Word has it that Sean Bailey had been looking to move on. However the news this week Disney’s president of motion picture studios has stepped down has much to do with CEO Bob Iger’s urgent course correction at a storied studio that just endured a relatively poor year at the box office and is facing pressure from activist shareholders to improve the stock price.
Bailey, a 15-year veteran of the company, was the executive who mined Disney’s animation vault and adapted them into live-action tentpoles that often crushed it at the box office.
For a long time the strategy reaped rewards as films like The Lion King, Beauty And The Beast, Aladdin and The Jungle Book earned $1.6bn, $1.3bn, $1.1bn, and $968m worldwide, respectively.
But Bailey’s magic dust only lasted so long. Last year’s centenary for Disney was a bad one for a number of reasons as the performance of several tentpoles releases can attest.
The Marvels was arguably the worst of the lot on a little over $200m worldwide and while it did not fall not under Bailey’s purview, nobody in their right mind would fire Marvel Studios head Kevin Feige. Feige arguably boasts the most impressive track record of any producer in Hollywood over the past two decades.
Haunted Mansion however did hail from Bailey’s division, and the theme park adaptation only managed $117.4m worldwide. And while another adaptation from the stable, The Little Mermaid, did not exactly heap shame on itself with $569m in global ticket sales, these numbers were simply not good enough for a storied purveyor of family smashes like Disney at this time in its history.
Iger, who returned as CEO in November 2022 after the ill-fated tenure of Bob Chapek, reacted quickly, making it known on earnings calls and public forums that there would be a course-correction. In terms of the film studio, that has meant a renewed focus on quality rather than quantity.
The CEO is bullish on streaming and well aware of the need to feed the beast - aka Disney+ - with a constant flow of film and TV. He also knows Wall Street, and Disney’s activist investors Nelson Peltz and Blackwells Capital, are looking at profitability above all else these days.
For a company that has prided itself on the high bar of its filmed content over the years, Iger’s challenge is to deliver theatrical hits within a manageable scale of economy, while improving the quality of the content… which will eventually all end up on Disney+.
The activist investors want seats on the Disney board and are looking to shake up corporate governance at the media giant and bring big returns for shareholders. Iger needs to keep them off his back and restore some of the studio’s lustre, not to mention work out what to do with ESPN’s declining revenues and find a successor before he steps down in 2026.
Speaking of succession, Bailey’s name had been bandied about as a potential replacement for the outgoing Scott Stuber as head of film at Netflix. That did not turn out to be the case when the streamer confirmed Dan Lin for the job. Lin is the founder of Rideback and was a producer on Aladdin as well as tentpoles like the It, Sherlock Holmes and Lego franchises.
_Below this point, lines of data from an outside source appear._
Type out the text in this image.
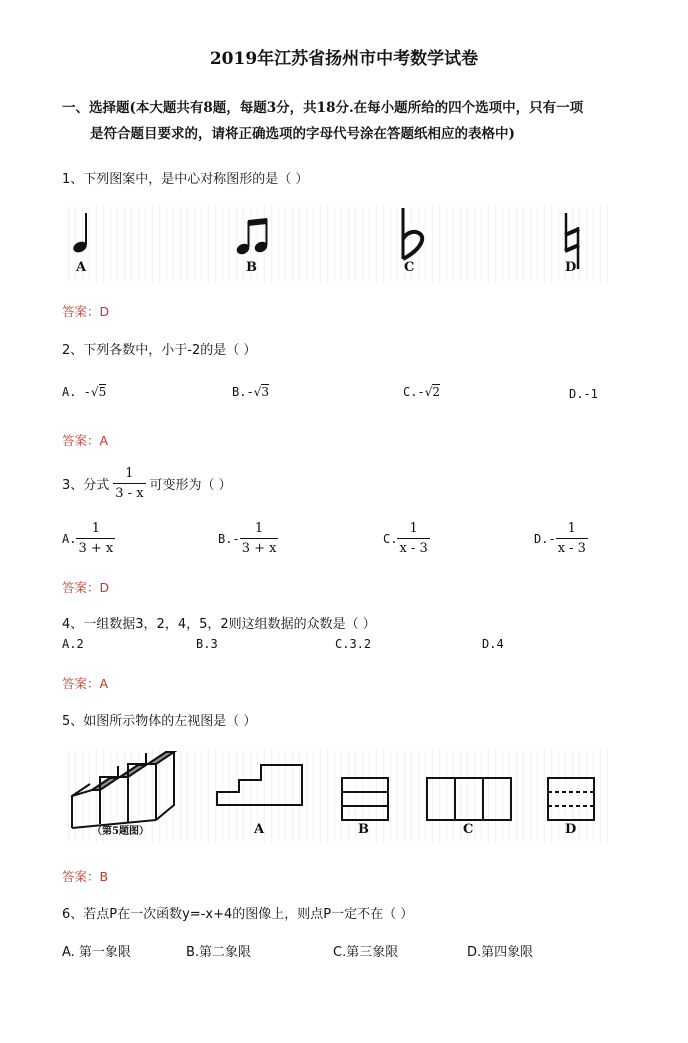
2019年江苏省扬州市中考数学试卷
一、选择题(本大题共有8题，每题3分，共18分.在每小题所给的四个选项中，只有一项
是符合题目要求的，请将正确选项的字母代号涂在答题纸相应的表格中)
1、下列图案中，是中心对称图形的是（ ）
A	B	C	D
答案：D
2、下列各数中，小于-2的是（ ）
A. -√5	B.-√3	C.-√2	D.-1
答案：A
3、分式 $\frac{1}{3 - x}$ 可变形为（ ）
A. $\frac{1}{3 + x}$	$B.- \frac{1}{3 + x}$	C. $\frac{1}{x - 3}$	$D.- \frac{1}{x - 3}$
答案：D
4、一组数据3，2，4，5，2则这组数据的众数是（ ）
A.2	B.3	C.3.2	D.4
答案：A
5、如图所示物体的左视图是（ ）
（第5题图）	A	B	C	D
答案：B
6、若点P在一次函数y=-x+4的图像上，则点P一定不在（ ）
A. 第一象限	B.第二象限	C.第三象限	D.第四象限
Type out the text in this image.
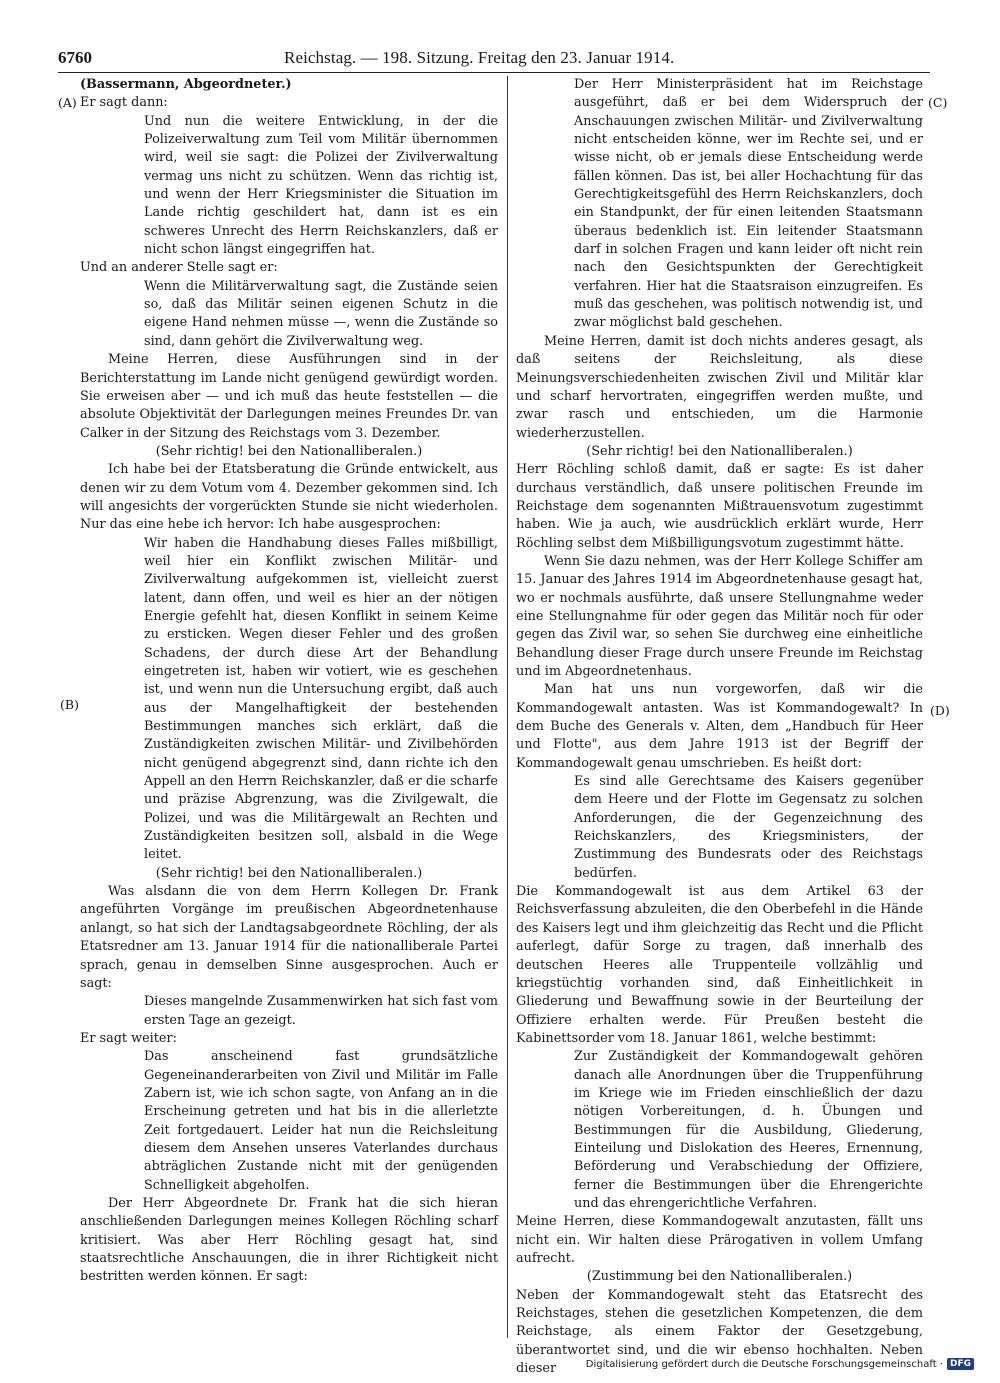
6760	Reichstag. — 198. Sitzung. Freitag den 23. Januar 1914.
(A)
(B)
(C)
(D)

(Bassermann, Abgeordneter.)

Er sagt dann:

Und nun die weitere Entwicklung, in der die Polizeiverwaltung zum Teil vom Militär übernommen wird, weil sie sagt: die Polizei der Zivilverwaltung vermag uns nicht zu schützen. Wenn das richtig ist, und wenn der Herr Kriegsminister die Situation im Lande richtig geschildert hat, dann ist es ein schweres Unrecht des Herrn Reichskanzlers, daß er nicht schon längst eingegriffen hat.

Und an anderer Stelle sagt er:

Wenn die Militärverwaltung sagt, die Zustände seien so, daß das Militär seinen eigenen Schutz in die eigene Hand nehmen müsse —, wenn die Zustände so sind, dann gehört die Zivilverwaltung weg.

Meine Herren, diese Ausführungen sind in der Berichterstattung im Lande nicht genügend gewürdigt worden. Sie erweisen aber — und ich muß das heute feststellen — die absolute Objektivität der Darlegungen meines Freundes Dr. van Calker in der Sitzung des Reichstags vom 3. Dezember.

(Sehr richtig! bei den Nationalliberalen.)

Ich habe bei der Etatsberatung die Gründe entwickelt, aus denen wir zu dem Votum vom 4. Dezember gekommen sind. Ich will angesichts der vorgerückten Stunde sie nicht wiederholen. Nur das eine hebe ich hervor: Ich habe ausgesprochen:

Wir haben die Handhabung dieses Falles mißbilligt, weil hier ein Konflikt zwischen Militär- und Zivilverwaltung aufgekommen ist, vielleicht zuerst latent, dann offen, und weil es hier an der nötigen Energie gefehlt hat, diesen Konflikt in seinem Keime zu ersticken. Wegen dieser Fehler und des großen Schadens, der durch diese Art der Behandlung eingetreten ist, haben wir votiert, wie es geschehen ist, und wenn nun die Untersuchung ergibt, daß auch aus der Mangelhaftigkeit der bestehenden Bestimmungen manches sich erklärt, daß die Zuständigkeiten zwischen Militär- und Zivilbehörden nicht genügend abgegrenzt sind, dann richte ich den Appell an den Herrn Reichskanzler, daß er die scharfe und präzise Abgrenzung, was die Zivilgewalt, die Polizei, und was die Militärgewalt an Rechten und Zuständigkeiten besitzen soll, alsbald in die Wege leitet.

(Sehr richtig! bei den Nationalliberalen.)

Was alsdann die von dem Herrn Kollegen Dr. Frank angeführten Vorgänge im preußischen Abgeordnetenhause anlangt, so hat sich der Landtagsabgeordnete Röchling, der als Etatsredner am 13. Januar 1914 für die nationalliberale Partei sprach, genau in demselben Sinne ausgesprochen. Auch er sagt:

Dieses mangelnde Zusammenwirken hat sich fast vom ersten Tage an gezeigt.

Er sagt weiter:

Das anscheinend fast grundsätzliche Gegeneinanderarbeiten von Zivil und Militär im Falle Zabern ist, wie ich schon sagte, von Anfang an in die Erscheinung getreten und hat bis in die allerletzte Zeit fortgedauert. Leider hat nun die Reichsleitung diesem dem Ansehen unseres Vaterlandes durchaus abträglichen Zustande nicht mit der genügenden Schnelligkeit abgeholfen.

Der Herr Abgeordnete Dr. Frank hat die sich hieran anschließenden Darlegungen meines Kollegen Röchling scharf kritisiert. Was aber Herr Röchling gesagt hat, sind staatsrechtliche Anschauungen, die in ihrer Richtigkeit nicht bestritten werden können. Er sagt:

Der Herr Ministerpräsident hat im Reichstage ausgeführt, daß er bei dem Widerspruch der Anschauungen zwischen Militär- und Zivilverwaltung nicht entscheiden könne, wer im Rechte sei, und er wisse nicht, ob er jemals diese Entscheidung werde fällen können. Das ist, bei aller Hochachtung für das Gerechtigkeitsgefühl des Herrn Reichskanzlers, doch ein Standpunkt, der für einen leitenden Staatsmann überaus bedenklich ist. Ein leitender Staatsmann darf in solchen Fragen und kann leider oft nicht rein nach den Gesichtspunkten der Gerechtigkeit verfahren. Hier hat die Staatsraison einzugreifen. Es muß das geschehen, was politisch notwendig ist, und zwar möglichst bald geschehen.

Meine Herren, damit ist doch nichts anderes gesagt, als daß seitens der Reichsleitung, als diese Meinungsverschiedenheiten zwischen Zivil und Militär klar und scharf hervortraten, eingegriffen werden mußte, und zwar rasch und entschieden, um die Harmonie wiederherzustellen.

(Sehr richtig! bei den Nationalliberalen.)

Herr Röchling schloß damit, daß er sagte: Es ist daher durchaus verständlich, daß unsere politischen Freunde im Reichstage dem sogenannten Mißtrauensvotum zugestimmt haben. Wie ja auch, wie ausdrücklich erklärt wurde, Herr Röchling selbst dem Mißbilligungsvotum zugestimmt hätte.

Wenn Sie dazu nehmen, was der Herr Kollege Schiffer am 15. Januar des Jahres 1914 im Abgeordnetenhause gesagt hat, wo er nochmals ausführte, daß unsere Stellungnahme weder eine Stellungnahme für oder gegen das Militär noch für oder gegen das Zivil war, so sehen Sie durchweg eine einheitliche Behandlung dieser Frage durch unsere Freunde im Reichstag und im Abgeordnetenhaus.

Man hat uns nun vorgeworfen, daß wir die Kommandogewalt antasten. Was ist Kommandogewalt? In dem Buche des Generals v. Alten, dem „Handbuch für Heer und Flotte", aus dem Jahre 1913 ist der Begriff der Kommandogewalt genau umschrieben. Es heißt dort:

Es sind alle Gerechtsame des Kaisers gegenüber dem Heere und der Flotte im Gegensatz zu solchen Anforderungen, die der Gegenzeichnung des Reichskanzlers, des Kriegsministers, der Zustimmung des Bundesrats oder des Reichstags bedürfen.

Die Kommandogewalt ist aus dem Artikel 63 der Reichsverfassung abzuleiten, die den Oberbefehl in die Hände des Kaisers legt und ihm gleichzeitig das Recht und die Pflicht auferlegt, dafür Sorge zu tragen, daß innerhalb des deutschen Heeres alle Truppenteile vollzählig und kriegstüchtig vorhanden sind, daß Einheitlichkeit in Gliederung und Bewaffnung sowie in der Beurteilung der Offiziere erhalten werde. Für Preußen besteht die Kabinettsorder vom 18. Januar 1861, welche bestimmt:

Zur Zuständigkeit der Kommandogewalt gehören danach alle Anordnungen über die Truppenführung im Kriege wie im Frieden einschließlich der dazu nötigen Vorbereitungen, d. h. Übungen und Bestimmungen für die Ausbildung, Gliederung, Einteilung und Dislokation des Heeres, Ernennung, Beförderung und Verabschiedung der Offiziere, ferner die Bestimmungen über die Ehrengerichte und das ehrengerichtliche Verfahren.

Meine Herren, diese Kommandogewalt anzutasten, fällt uns nicht ein. Wir halten diese Prärogativen in vollem Umfang aufrecht.

(Zustimmung bei den Nationalliberalen.)

Neben der Kommandogewalt steht das Etatsrecht des Reichstages, stehen die gesetzlichen Kompetenzen, die dem Reichstage, als einem Faktor der Gesetzgebung, überantwortet sind, und die wir ebenso hochhalten. Neben dieser	Digitalisierung gefördert durch die Deutsche Forschungsgemeinschaft · DFG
Bailey, who is liked by Iger and Disney’s film head Alan Bergman, has a great track record and deep industry and filmmaker ties and will fall on his feet.
Greenbaum and Greenfield
Into his place comes David Greenbaum in the new role of president of president of live action and 20th Century Studios. Until this week Greenbaum ran Disney stablemate Searchlight Pictures alongside Matthew Greenfield and presided over an acclaimed roster of hits like PoorThings, which has just crossed $100m at the global box office, The Favourite, and Oscar winner The Shape Of Water, and Black Swan – the latter two when Searchlight was owned by 20th Century Fox.
Greenfield becomes sole president of Searchlight. Shuffles are not uncommon within the Disney fold, where the thinking among executives here was the studio can save money by having only one executive run Searchlight.
Greenbaum is now charged with transforming the Disney live-action remake and spin-off slate into a consistent winner – and doing so in a cash-efficient manner.
Iger is betting the shuffle buys him time heading into the showdown with the activist investors. How that plays out will become clear at Disney’s annual shareholders meeting on April 3.
That may only offer a temporary reprieve. Peltz et al will not go away. Iger needs to turn things around at Disney and as Hollywood saw this week, he has begun the process at the studios.